At a commemoration ceremony by Markievicz's graveside at Glasnevin Cemetery in Dublin, three female speakers paid tribute to the first woman member of parliament elected in Ireland and a leader of the 1916 Rising.
President-elect of Sinn Féin Mary Lou McDonald said Markievicz had thrown off the old idea that a woman could only serve her nation through her work in the home and had challenged generations of women to dedicate themselves to the cause of freedom and equality.
Not only had she been prepared to step forward herself, but “she had a real sense of the duty and responsibility that women had, and have, to achieve their aims and to achieve their destiny”.
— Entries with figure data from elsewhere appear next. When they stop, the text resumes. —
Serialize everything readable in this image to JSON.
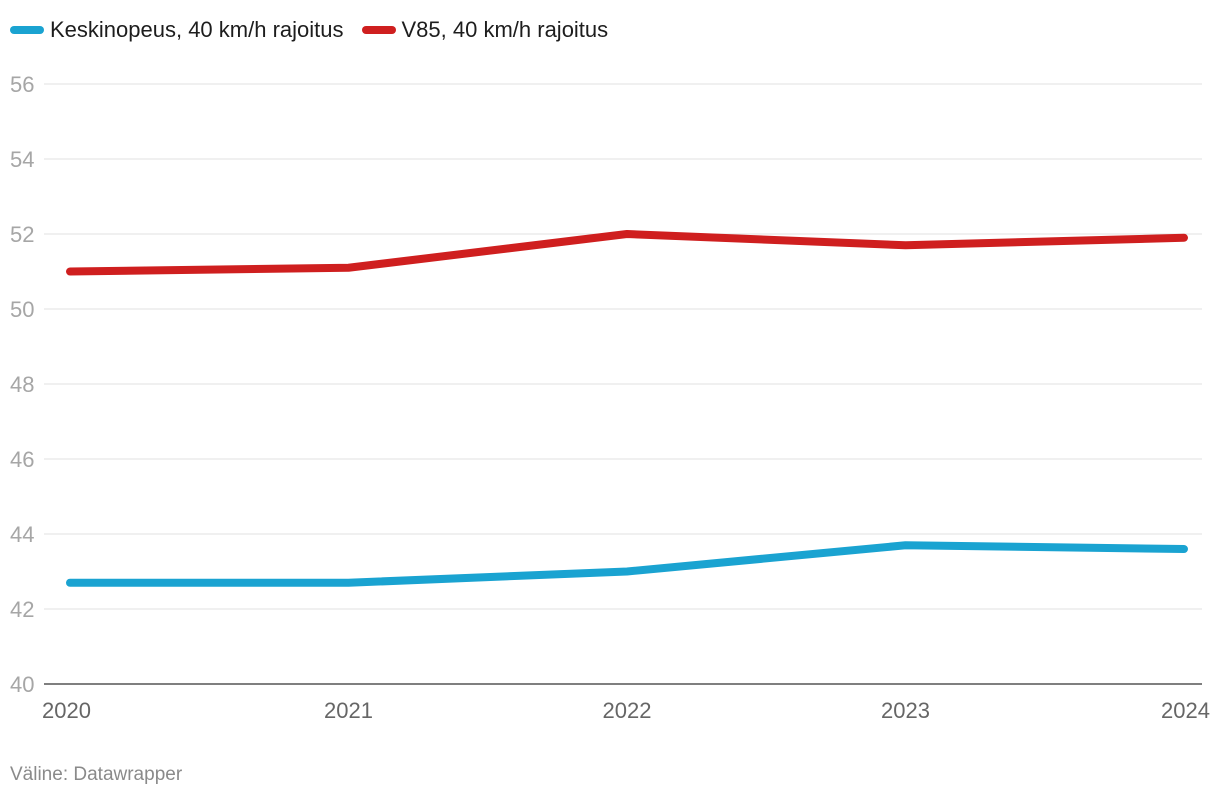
{
  "chart_data": {
    "type": "line",
    "title": "",
    "xlabel": "",
    "ylabel": "",
    "categories": [
      "2020",
      "2021",
      "2022",
      "2023",
      "2024"
    ],
    "ylim": [
      40,
      56
    ],
    "yticks": [
      "40",
      "42",
      "44",
      "46",
      "48",
      "50",
      "52",
      "54",
      "56"
    ],
    "grid": true,
    "legend_position": "top-left",
    "series": [
      {
        "name": "Keskinopeus, 40 km/h rajoitus",
        "color": "#1aa3d1",
        "values": [
          42.7,
          42.7,
          43.0,
          43.7,
          43.6
        ]
      },
      {
        "name": "V85, 40 km/h rajoitus",
        "color": "#cf1f1f",
        "values": [
          51.0,
          51.1,
          52.0,
          51.7,
          51.9
        ]
      }
    ]
  },
  "source": "Väline: Datawrapper"
}
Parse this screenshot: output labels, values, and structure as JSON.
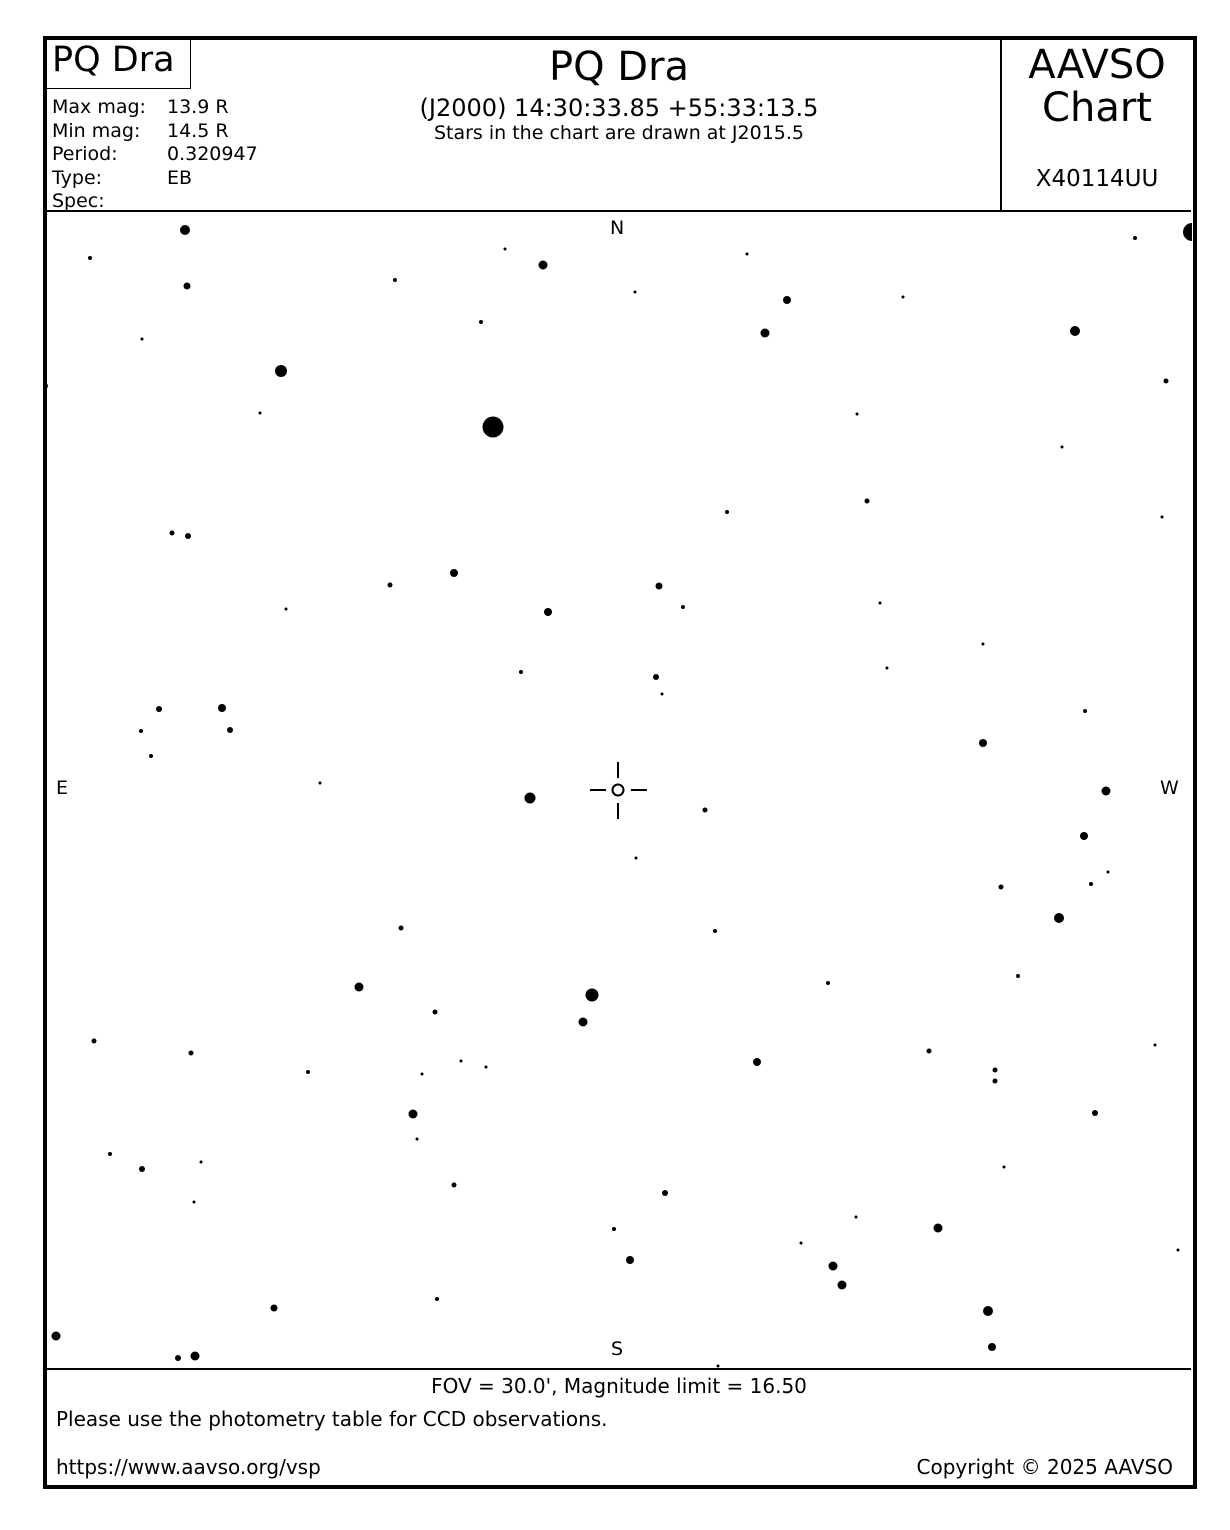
{
  "header": {
    "star_name_box": "PQ Dra",
    "title": "PQ Dra",
    "coordinates": "(J2000) 14:30:33.85 +55:33:13.5",
    "epoch_note": "Stars in the chart are drawn at J2015.5",
    "chart_label_line1": "AAVSO",
    "chart_label_line2": "Chart",
    "chart_id": "X40114UU",
    "info": [
      {
        "label": "Max mag:",
        "value": "13.9 R"
      },
      {
        "label": "Min mag:",
        "value": "14.5 R"
      },
      {
        "label": "Period:",
        "value": "0.320947"
      },
      {
        "label": "Type:",
        "value": "EB"
      },
      {
        "label": "Spec:",
        "value": ""
      }
    ]
  },
  "compass": {
    "north": "N",
    "south": "S",
    "east": "E",
    "west": "W"
  },
  "footer": {
    "fov": "FOV = 30.0', Magnitude limit = 16.50",
    "note": "Please use the photometry table for CCD observations.",
    "url": "https://www.aavso.org/vsp",
    "copyright": "Copyright © 2025 AAVSO"
  },
  "colors": {
    "ink": "#000000",
    "background": "#ffffff"
  }
}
Ms McDonald said Constance had “believed herself an honourable woman, who would sooner die than give a declaration of allegiance to King George or the British Empire”.
Republicans, then as now, had not refused the oath for “parochial reasons”, she added.
“On the contrary, it was rejected for what it stood for – empire, dominance, brutality and inequality.” Markievicz’s vista went “far beyond Ireland”, Ms McDonald said.
“She was intuitively internationalist, and the inequalities and marginalisation of communities under British rule was, as we know, not unique in its expression in Ireland. Constance knew that and she railed against it.”
Equality of people
She was a nationalist, but she was above all a woman committed to the equality of people, to the equality of humanity, the Sinn Féin leader-elect added.
Labour Party senator Ivana Bacik said the campaign for labour rights and suffrage had been "inextricably linked".
Constance and her sister Eva Gore-Booth in 1896 had set up a Sligo branch of the Irish Women’s Suffrage and Local Government Association, earning them ridicule from a local farmer as seeking to set up a “petticoat government”.
“She was an ardent campaigner for suffrage and, indeed, at the foundation of the Irish Women Workers’ Union, she spoke to the women present saying that joining a union would not only help them get better wages, but it would also help them get the vote,” Ms Bacik said.
Ms Bacik said a delegation from the Oireachtas would travel to Westminster at the end of this month to present to the houses of parliament a portrait of Markievicz.
This would mark the first time parliament there would acknowledge her “immense achievement as the first woman elected an MP at Westminster”.
Patricia King, general secretary of ICTU, said Markievicz was "an outstanding figure in an outstanding generation".
A wreath was laid at the graveside by Lucy Keaveney, a founder of the Countess Markievicz School, a forum on women in Ireland.
This year’s event will take place on April 28th at Liberty Hall in Dublin.